Hacker News new | ask | show | jobs
by rrsp 955 days ago
We’re 5+ years from the transformer and we’re still using the transformer for the most cutting edge llms. I don’t see what difference another 5 year is going to make unless someone invents something new that can surpass the transformer, and given the amount of money and resources that has been put into AI since 2017 and the lack of innovation since (in terms of fundamental architecture, not things like Lora and Rope) then I’d say the chances are way way lower than 50%.
1 comments

Who says you need anything other than the transformer? We've clearly not squeezed all the capability out of it.
I don’t think it’s so clear. The transformer has been available for 6 years, if it were possible to train one to achieve AGI then what’s stopped anyone from doing this that won’t still be the case in 5 years time, given than there’s potentially ?trillions on the table for anyone that does.
I don't understand what you're saying. People have been been training up transformers in the goal of "achieving agi". Transformers have been getting better as they've been trained up. Nobody has stopped doing this.
But they haven't achieved AGI, not even close. It can't distinguish between truth and nonsense.
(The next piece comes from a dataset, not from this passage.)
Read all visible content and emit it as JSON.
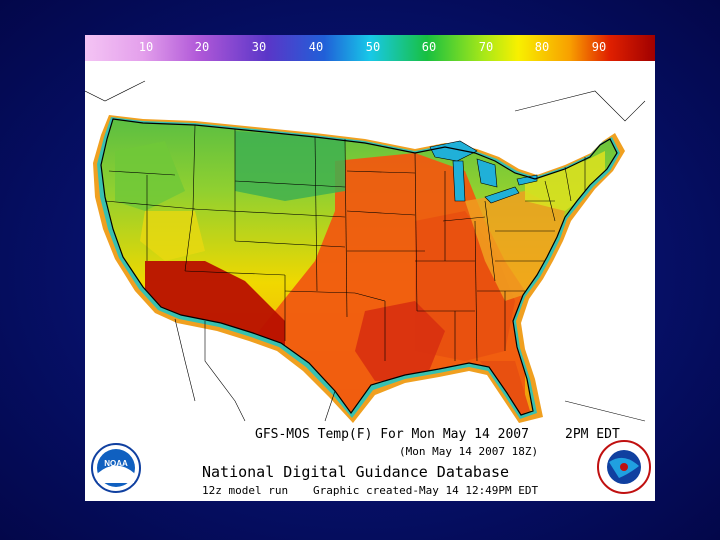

An LLM is essentially outputting nonsense all the time, that has been massaged by training to approximate truth through the proxy of likely-next-word.
What I’m saying is if it is possible to train transformers to achieve AGI, then why hasn’t it happened yet? What’s the limitation that will be overcome in the next 5 years?
Because training takes time (months), money and hardware. It's not like this is some instantaneous process.

Nobody has any knowledge of the "magic number" of size and data before "AGI" so people train increasingly large models.

Bigger models are in the process of being trained. They will continue to be until they no longer get better.